Sunday Sonder: Portrait Poems
The word Sonder comes from a definition written by 
The Dictionary of Obscure Sorrows. 

n. the realization that each random passerby is living a life as vivid and complex as your own—populated with their own ambitions, friends, routines, worries and inherited craziness—an epic story that continues invisibly around you like an anthill sprawling deep underground, with elaborate passageways to thousands of other lives that you’ll never know existed, in which you might appear only once, as an extra sipping coffee in the background, as a blur of traffic passing on the highway, as a lighted window at dusk.

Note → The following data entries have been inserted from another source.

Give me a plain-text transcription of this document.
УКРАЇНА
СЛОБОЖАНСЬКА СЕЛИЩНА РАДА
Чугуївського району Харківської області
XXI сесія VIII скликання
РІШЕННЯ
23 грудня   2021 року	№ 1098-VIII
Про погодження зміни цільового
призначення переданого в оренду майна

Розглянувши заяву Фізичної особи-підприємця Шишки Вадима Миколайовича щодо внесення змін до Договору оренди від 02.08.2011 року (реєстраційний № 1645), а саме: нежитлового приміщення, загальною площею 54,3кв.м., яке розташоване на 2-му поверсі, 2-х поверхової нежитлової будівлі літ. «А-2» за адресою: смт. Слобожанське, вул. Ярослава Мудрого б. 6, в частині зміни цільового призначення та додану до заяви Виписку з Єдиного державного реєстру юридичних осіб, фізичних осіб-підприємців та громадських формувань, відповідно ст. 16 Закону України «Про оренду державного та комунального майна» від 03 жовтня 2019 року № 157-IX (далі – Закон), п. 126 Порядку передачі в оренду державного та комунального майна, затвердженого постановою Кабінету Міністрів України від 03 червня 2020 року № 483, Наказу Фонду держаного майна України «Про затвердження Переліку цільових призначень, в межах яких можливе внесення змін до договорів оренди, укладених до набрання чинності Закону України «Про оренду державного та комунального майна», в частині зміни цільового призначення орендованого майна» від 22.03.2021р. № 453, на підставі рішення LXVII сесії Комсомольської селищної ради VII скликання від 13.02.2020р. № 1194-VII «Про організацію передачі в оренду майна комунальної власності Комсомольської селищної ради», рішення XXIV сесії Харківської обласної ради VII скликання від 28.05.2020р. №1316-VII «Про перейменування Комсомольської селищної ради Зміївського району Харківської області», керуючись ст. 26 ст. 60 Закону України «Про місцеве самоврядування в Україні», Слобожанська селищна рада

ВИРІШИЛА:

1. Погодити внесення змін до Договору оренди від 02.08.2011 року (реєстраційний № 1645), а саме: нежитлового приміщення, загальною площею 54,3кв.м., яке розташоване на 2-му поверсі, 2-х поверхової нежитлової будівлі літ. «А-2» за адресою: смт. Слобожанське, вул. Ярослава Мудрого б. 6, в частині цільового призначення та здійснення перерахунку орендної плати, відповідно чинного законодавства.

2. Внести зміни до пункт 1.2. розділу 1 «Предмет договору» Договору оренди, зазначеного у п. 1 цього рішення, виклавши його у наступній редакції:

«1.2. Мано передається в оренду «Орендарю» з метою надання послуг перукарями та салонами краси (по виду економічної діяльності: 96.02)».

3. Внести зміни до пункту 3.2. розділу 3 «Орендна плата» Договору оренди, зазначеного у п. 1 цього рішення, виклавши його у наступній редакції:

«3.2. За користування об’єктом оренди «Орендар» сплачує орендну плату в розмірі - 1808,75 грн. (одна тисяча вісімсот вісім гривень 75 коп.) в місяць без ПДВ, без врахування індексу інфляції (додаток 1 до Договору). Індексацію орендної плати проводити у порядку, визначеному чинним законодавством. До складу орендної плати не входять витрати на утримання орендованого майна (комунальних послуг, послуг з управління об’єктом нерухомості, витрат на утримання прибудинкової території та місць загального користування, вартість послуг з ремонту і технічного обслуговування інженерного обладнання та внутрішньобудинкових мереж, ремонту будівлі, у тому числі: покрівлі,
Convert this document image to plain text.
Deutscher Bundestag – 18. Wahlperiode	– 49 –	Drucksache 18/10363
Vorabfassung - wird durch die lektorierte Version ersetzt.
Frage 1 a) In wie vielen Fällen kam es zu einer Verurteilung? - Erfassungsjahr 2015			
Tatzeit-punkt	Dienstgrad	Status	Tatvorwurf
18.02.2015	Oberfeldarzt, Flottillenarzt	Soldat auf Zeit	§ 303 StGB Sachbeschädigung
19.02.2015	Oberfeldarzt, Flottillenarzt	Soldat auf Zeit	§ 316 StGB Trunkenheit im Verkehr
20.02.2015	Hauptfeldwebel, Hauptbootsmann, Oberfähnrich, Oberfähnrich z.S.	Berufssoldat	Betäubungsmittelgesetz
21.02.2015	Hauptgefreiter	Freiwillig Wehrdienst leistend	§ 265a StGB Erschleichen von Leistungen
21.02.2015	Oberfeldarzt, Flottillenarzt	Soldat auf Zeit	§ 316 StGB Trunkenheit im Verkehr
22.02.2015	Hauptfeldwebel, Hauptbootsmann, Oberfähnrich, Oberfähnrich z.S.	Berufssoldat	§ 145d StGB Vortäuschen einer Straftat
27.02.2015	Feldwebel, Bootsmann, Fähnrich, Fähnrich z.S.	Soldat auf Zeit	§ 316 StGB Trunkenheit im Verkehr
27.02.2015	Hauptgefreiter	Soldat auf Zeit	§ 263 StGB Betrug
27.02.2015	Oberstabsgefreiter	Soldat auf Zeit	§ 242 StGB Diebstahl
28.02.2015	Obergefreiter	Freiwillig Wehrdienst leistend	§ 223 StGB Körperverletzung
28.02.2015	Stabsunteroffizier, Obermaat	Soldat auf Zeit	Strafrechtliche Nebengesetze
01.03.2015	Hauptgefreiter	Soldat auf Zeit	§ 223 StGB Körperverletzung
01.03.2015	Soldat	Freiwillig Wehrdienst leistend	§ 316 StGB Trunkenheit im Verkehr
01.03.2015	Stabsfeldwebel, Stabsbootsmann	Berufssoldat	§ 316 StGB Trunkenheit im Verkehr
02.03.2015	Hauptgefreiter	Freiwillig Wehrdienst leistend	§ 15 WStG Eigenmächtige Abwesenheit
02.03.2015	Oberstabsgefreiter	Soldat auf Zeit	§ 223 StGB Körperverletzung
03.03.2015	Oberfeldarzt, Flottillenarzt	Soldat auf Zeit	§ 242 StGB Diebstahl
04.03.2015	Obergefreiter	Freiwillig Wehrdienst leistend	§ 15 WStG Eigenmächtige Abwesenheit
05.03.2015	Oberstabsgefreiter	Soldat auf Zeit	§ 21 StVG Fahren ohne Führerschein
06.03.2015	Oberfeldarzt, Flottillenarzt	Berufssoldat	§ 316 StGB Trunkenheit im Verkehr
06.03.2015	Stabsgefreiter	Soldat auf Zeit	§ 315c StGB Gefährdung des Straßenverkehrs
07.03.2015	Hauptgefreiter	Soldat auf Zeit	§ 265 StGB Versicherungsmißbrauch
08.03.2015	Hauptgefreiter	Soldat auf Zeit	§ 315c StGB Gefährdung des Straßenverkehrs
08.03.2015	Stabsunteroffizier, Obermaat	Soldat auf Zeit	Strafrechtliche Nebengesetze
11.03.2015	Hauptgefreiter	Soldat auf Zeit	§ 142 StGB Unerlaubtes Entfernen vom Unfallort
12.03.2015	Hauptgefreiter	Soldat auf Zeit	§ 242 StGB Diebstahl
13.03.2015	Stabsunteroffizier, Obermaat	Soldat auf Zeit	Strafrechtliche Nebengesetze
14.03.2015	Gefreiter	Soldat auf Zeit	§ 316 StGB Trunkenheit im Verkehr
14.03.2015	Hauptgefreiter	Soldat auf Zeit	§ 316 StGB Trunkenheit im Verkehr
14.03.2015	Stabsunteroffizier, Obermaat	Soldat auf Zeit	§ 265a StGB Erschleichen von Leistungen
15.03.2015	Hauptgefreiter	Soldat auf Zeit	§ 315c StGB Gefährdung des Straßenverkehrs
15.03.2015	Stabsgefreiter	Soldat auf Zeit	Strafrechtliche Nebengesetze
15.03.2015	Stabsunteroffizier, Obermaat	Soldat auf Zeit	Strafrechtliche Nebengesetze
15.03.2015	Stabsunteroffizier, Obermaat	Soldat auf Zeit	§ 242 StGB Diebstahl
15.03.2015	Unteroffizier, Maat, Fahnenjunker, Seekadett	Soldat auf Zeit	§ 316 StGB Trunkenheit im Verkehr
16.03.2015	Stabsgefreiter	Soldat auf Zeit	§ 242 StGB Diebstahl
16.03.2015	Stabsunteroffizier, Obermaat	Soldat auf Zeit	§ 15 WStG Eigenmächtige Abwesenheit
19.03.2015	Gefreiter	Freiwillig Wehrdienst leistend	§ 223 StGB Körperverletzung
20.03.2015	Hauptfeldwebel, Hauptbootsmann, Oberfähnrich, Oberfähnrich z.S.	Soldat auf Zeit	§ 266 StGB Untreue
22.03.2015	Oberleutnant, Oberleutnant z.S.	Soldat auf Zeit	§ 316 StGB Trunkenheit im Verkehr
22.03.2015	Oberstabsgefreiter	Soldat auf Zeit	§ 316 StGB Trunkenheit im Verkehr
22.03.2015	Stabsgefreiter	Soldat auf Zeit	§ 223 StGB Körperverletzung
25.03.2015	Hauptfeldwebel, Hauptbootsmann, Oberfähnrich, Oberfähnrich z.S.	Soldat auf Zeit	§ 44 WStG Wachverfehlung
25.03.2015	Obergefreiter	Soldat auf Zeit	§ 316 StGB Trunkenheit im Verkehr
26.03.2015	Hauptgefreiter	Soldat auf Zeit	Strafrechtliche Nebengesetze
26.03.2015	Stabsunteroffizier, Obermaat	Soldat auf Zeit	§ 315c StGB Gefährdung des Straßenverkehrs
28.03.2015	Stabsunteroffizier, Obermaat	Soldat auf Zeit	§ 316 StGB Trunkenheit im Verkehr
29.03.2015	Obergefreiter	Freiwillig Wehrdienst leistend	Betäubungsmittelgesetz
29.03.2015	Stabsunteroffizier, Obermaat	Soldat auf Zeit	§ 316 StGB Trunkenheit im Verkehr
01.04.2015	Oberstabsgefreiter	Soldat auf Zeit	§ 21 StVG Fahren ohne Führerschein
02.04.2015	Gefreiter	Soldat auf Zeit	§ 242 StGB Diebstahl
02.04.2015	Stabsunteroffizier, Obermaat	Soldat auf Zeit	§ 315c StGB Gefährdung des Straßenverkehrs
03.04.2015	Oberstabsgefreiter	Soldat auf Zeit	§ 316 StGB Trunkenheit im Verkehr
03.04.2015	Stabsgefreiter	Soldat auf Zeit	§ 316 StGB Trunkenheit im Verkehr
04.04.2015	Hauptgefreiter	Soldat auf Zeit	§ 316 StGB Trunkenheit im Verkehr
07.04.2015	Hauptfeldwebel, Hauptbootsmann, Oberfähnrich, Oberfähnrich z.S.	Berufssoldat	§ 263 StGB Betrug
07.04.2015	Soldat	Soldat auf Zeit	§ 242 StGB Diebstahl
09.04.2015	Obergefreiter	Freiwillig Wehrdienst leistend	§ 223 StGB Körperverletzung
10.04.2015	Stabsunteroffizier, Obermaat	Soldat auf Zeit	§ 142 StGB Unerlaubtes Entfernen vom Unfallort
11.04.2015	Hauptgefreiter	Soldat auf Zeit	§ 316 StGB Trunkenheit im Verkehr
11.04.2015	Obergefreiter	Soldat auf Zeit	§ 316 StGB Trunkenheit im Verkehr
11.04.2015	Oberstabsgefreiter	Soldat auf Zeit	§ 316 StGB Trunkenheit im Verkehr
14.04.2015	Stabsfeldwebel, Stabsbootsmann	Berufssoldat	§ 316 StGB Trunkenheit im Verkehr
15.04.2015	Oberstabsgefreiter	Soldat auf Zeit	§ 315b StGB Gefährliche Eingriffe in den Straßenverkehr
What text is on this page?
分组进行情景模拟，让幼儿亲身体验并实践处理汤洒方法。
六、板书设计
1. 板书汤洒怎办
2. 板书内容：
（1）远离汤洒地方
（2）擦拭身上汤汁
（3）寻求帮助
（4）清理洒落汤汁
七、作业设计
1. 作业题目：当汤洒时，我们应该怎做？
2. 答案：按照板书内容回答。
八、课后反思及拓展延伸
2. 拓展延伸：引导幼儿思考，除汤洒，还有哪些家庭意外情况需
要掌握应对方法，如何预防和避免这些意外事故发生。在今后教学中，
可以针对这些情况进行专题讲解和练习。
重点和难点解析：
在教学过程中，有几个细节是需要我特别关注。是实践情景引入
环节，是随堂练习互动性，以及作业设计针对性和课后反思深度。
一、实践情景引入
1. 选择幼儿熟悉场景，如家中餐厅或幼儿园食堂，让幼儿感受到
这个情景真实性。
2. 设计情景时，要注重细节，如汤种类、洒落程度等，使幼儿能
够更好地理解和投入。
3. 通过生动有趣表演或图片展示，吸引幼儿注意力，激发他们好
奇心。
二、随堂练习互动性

I found the meaning of Sonder absolutely breathtaking.
Every Sunday for forty Sundays, I decided to illustrate a stranger and imagine part of their existence within a short three-lined poem.
This is Judith. 
Judith believes in God but fears the afterlife, 
she enjoys the sun 
folding over the cat in the window.
This is Franklin. 
Road rage keeps him company on his commute, 
he'd rather be in a bubble bath
listening to dreampop.

This is Sara.
Sara is her mother's caretaker,
the best part is 
watching her paint.
This is Jeremy. 
He doesn't care who knows
about the secrets
his beard grows.
This is Cynthia.
Part-time after time, 
she'll get along just fine
with a hug from some wine.
This is David.
Just because he's dark and tall,
Doesn't mean you'll see him 
playing ball.
This is Phil.
Collecting and connecting to
the stories lost and found,
his wife tells him, "slow down."
This is Laura.
Serving with a smile
nothing tastes quite like
This is Joseph.
Through his innocence
he gains experience;
if only it could last forever.
This is Renée.
She savors the simple;
a cloud with curiosity 
a mimosa with melancholy.
This is Moriah.
Just like her sister hope skips on the river;
singing, swinging;
Being and believing.
This is Ian.
Though he may be nervous,
certainly uncertain,
possibility dances on his fingertip.
This is Steven.
Near sunrise the tide recedes,
he hears his mother 
in the breeze.
This is Dorothy.
Her garden ripe with summer
showing no signs of slowing
just like the children.
This is Al.
He sold the business
for a new light of life
of which there is no price.
This is Martin.
Sometimes he is moved to dance, 
watering concrete plants
the street lights say come home.
This is Sophia.
Soft petals, sweet and discrete,
a breeze through her hair
Her mind the flower.
This is Alton.
A life to exist
Much more than compact discs,
A husband, a father, a son.
This is Paul.
Hair height, soft spikes,
A life of liberation; No symbols
systems, vivid living vibration.
This is Richard.
Tethered to time,
a desk, a mouse, a decent house;
Uncerntainty surrendered to security.
This is Violet.
An intellect, weighed by debt;
Could be in the way
the profits like to play.
This is Timothy.
The oldest at thirty-three.
He knew him best, completely,
his cup dry with black tea, still happy.
This is Keith.
Full with the sun, never had a gun
They knew, but couldn't 
see through the light.
This is Jennifer.
A call tossed toward her
shifting into more words, still
forward, she has more worth.
This is Stewart.
A sales clerk, tucked-in shirt
buttoned down deserving
more than the numbers he is serving.
This is Pete.
A sweat bead, cured concrete,
rain, snow, summer heat;
moving til the ends meet.
This is Anthony.
From the age of three, who to be?
Unmasked masculinity
"Be a man" - feel the swell, hold a hand.
This is Kay.
Night and day,
feelings fold a thousand ways
waiting for the sun to stay.
This is Louis.
An old dog with few tricks,
but the truth is -
Nothing's useless.
This is Amal.
Studying the recipe for refuge,
sewing her brothers shoes,
once more refused.
This is Drew.
For all they knew 
or could have known,
to choose to see or to be shown.
This is Florence.
In between moments of unrest 
She could sense, no defense
Beyond bodies we only rent.
This is Dawn.
A retail pawn, her smile 
drawn on with fluorescents,
"That will be eleven dollars and ten cents."
This is Dallas.
We will have won, for the water
the soil, your son and daughter
One with the land, we stand.
This is Michael.
An irretrievable intellectual
marching tall into
thickened white fog.
This is Romona. 
She knew of love
intense in chroma,
her own Jehovah.
This is Jim.
Forgive him...
should he sin, dying to live within 
and without doubt after doubt.
This is Amanda.
She walks with pattern
Of human-held standard
Still random but planned some.
This is Levy. 
Searching for a beginners guide
a sense of time
how to receive and unwind.
This is Rose.
Every time the lake unfroze
seasons of thought and home
exposed, memory juxtaposed.
Thank You!
Sunday Sonder: Portrait Poems

Sunday Sonder: Portrait Poems

Sunday Sonder is a portrait poem series about the lives and existence of strangers; these are their stories.